Not all bots are bad – think about Googlebot’s search automation function – but the ones we are fighting in survey research certainly are. And the game of fighting them has become a moving target, as they become more and more sophisticated and complex. Our defense against them must undergo continual optimization and improvement. We need a wide mix of methods to stop bots by quickly identifying them and removing them from surveys before they affect our data quality.

Mitigating market research fraud

The first step is employing the right approach to fraud mitigation. We won’t ever get rid of these little guys completely, but reducing their impact is critical when it comes to data quality – the central value proposition of market research itself. There are a few best practices that we’ve seen work when it comes to selecting sample to help reduce bots and fraud.

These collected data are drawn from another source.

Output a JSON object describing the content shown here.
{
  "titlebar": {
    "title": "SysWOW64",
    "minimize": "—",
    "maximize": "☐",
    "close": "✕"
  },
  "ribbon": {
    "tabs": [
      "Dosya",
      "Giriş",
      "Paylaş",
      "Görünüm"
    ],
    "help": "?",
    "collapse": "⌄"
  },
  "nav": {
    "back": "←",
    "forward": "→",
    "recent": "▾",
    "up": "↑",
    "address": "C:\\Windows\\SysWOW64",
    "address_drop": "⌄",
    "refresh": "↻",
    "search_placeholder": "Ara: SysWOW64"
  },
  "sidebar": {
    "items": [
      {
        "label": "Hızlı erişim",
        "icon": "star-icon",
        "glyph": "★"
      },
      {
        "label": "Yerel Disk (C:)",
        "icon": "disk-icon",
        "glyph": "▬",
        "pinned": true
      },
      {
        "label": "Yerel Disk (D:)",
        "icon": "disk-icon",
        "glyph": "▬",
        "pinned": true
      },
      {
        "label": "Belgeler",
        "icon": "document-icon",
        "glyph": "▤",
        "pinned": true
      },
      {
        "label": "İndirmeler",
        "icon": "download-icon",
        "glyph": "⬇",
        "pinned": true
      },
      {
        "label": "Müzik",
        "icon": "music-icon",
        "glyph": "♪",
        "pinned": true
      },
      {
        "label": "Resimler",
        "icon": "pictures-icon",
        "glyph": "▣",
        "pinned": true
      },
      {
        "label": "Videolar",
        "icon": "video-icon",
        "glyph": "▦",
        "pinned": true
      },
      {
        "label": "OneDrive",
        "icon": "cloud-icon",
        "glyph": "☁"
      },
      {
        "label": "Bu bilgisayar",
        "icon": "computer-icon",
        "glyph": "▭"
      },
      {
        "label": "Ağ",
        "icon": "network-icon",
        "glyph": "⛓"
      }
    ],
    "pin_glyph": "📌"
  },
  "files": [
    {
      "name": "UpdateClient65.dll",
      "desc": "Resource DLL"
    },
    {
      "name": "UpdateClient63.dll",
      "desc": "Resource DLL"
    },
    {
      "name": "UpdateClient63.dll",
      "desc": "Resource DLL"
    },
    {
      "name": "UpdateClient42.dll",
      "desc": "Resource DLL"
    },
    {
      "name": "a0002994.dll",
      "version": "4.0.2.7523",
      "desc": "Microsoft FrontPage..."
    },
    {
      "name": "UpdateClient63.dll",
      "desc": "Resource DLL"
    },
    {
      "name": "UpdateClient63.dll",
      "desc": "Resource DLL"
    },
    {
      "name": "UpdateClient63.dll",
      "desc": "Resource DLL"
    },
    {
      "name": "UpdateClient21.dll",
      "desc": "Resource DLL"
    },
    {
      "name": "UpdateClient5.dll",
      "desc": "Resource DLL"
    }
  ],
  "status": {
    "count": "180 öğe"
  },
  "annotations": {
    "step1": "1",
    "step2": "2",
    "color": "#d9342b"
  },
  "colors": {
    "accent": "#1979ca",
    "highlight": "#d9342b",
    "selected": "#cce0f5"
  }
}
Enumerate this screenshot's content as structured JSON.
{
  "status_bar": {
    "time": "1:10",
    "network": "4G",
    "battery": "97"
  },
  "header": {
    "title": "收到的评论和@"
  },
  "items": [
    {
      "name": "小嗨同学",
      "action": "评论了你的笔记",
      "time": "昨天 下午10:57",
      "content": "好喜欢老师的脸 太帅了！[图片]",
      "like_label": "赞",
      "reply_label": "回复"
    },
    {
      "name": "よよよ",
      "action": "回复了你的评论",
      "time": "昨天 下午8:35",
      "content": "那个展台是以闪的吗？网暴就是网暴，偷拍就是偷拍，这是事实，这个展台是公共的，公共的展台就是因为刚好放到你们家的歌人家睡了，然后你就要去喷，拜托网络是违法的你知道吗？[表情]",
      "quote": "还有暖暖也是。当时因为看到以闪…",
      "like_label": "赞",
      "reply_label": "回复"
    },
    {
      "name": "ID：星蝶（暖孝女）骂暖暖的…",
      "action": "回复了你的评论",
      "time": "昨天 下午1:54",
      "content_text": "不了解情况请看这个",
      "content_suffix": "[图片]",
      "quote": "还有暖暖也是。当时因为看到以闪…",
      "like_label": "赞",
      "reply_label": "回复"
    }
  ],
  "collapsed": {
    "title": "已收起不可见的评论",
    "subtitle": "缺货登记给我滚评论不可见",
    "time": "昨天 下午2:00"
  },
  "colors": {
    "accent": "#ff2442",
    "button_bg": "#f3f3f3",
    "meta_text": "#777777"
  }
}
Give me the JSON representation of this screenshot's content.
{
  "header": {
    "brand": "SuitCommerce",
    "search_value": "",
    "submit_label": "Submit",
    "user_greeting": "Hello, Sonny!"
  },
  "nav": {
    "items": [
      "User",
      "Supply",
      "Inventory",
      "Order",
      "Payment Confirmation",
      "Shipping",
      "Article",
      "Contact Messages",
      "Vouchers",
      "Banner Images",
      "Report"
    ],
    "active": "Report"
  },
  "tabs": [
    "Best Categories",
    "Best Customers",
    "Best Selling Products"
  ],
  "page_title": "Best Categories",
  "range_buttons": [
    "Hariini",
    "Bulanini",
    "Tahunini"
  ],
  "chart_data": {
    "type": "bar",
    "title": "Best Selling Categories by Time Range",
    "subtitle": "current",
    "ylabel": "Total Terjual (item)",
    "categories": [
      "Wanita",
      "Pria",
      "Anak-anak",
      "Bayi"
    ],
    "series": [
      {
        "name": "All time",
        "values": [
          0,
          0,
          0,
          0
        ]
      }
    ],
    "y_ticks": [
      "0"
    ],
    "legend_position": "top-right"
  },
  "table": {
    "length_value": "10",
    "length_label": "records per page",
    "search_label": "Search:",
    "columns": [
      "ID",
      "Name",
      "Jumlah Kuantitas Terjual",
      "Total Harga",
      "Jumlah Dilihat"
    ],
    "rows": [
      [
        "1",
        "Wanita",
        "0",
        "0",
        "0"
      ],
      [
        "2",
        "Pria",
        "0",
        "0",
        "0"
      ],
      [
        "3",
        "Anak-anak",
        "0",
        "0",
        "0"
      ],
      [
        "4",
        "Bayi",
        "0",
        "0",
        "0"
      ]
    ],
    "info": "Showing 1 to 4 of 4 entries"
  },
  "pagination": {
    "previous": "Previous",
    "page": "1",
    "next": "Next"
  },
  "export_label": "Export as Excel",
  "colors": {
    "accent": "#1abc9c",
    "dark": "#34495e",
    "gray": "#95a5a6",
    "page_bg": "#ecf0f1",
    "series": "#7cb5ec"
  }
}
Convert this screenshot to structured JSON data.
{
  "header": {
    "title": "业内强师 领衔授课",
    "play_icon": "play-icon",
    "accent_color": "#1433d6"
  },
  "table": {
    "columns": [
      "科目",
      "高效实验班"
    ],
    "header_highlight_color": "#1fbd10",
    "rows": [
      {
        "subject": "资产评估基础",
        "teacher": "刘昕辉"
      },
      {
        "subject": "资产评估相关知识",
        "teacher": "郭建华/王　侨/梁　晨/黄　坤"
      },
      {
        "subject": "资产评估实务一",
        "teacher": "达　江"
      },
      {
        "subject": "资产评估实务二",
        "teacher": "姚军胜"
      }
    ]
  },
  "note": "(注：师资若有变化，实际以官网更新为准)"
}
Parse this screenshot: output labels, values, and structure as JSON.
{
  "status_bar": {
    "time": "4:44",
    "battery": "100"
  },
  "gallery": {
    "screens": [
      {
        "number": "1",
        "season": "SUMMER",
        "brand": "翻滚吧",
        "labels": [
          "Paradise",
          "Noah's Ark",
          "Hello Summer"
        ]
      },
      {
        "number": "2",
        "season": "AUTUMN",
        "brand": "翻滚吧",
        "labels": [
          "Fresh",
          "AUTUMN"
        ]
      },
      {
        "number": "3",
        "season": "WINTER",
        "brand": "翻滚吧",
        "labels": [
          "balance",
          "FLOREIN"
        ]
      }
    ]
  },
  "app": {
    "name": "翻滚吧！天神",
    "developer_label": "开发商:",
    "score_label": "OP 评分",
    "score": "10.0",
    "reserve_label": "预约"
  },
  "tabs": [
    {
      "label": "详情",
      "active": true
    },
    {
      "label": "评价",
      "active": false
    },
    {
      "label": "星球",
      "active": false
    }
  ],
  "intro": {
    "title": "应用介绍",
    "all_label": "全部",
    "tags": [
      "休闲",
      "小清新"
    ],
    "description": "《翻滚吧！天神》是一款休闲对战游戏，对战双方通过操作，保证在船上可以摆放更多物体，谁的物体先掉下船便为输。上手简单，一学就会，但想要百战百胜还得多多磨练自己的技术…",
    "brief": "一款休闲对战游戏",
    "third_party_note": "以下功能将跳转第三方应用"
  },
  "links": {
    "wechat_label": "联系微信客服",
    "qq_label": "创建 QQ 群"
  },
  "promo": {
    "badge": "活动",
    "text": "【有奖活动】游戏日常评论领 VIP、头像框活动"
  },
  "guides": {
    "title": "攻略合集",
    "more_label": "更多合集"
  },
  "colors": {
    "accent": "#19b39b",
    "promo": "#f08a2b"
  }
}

  • Unbiased sample sourcing: Today’s panel or sample companies all have some level of fraud detection in place by necessity. These approaches have varying levels of success. By not owning a proprietary panel, and sourcing respondents from multiple panels and sources, we’ve found that we can essentially place another set of protective layers between a survey and potential fraud. The panel companies from which we source sample have their own mitigation techniques in place, and then we place our own fraud fighting machine on top of that. In addition, multi-sourcing every study with multiple panels spreads out the risk of a bot infiltrating a survey. It works.
  • Multiple techniques: Layering fraud mitigation techniques is proven to help boost data quality – we did some research-on-research on this topic a couple of years ago. By employing a number of fraud mitigation measures, you can start to proactively eliminate fraudulent respondents/bots. There are a bunch of techniques out there such as: cross-checking respondents for blacklisting in external databases; tracking the rate of respondent activity across the market research ecosystem; text analysis via open-ended questions; verifying emails and IPs; and more. Beyond some more common approaches, sample providers are getting creative to fight fraud. For example, our proprietary hidden variable technique is specifically designed to trip up bots, as it is only visible to them and not humans.
  • Continuous improvement: Bots aren’t resting on their laurels after they infiltrate a few surveys. In fact, they’re smart enough to evolve and circumvent mitigation techniques on a regular basis. This means we have to be vigilant in continually updating our own techniques to identify and fight them. As fraud becomes more sophisticated and complex, and bots mimic human behavior more and more accurately, we must be ready with the necessary tools to identify them and remove them from survey projects.

The truth is that there may always be bots in panels, no matter what protocols are in place. There is money on the table, in the form of incentives, and that is a strong motivator for bots to infiltrate surveys. Of course, we should, and must, continue to fight the good fight to keep them out and reach our data quality goals. But we must also keep calm, carry on, and realize that the cat and mouse game of chasing bots is part of the market research ecosystem. We just have to be better at finding them than they are at showing up.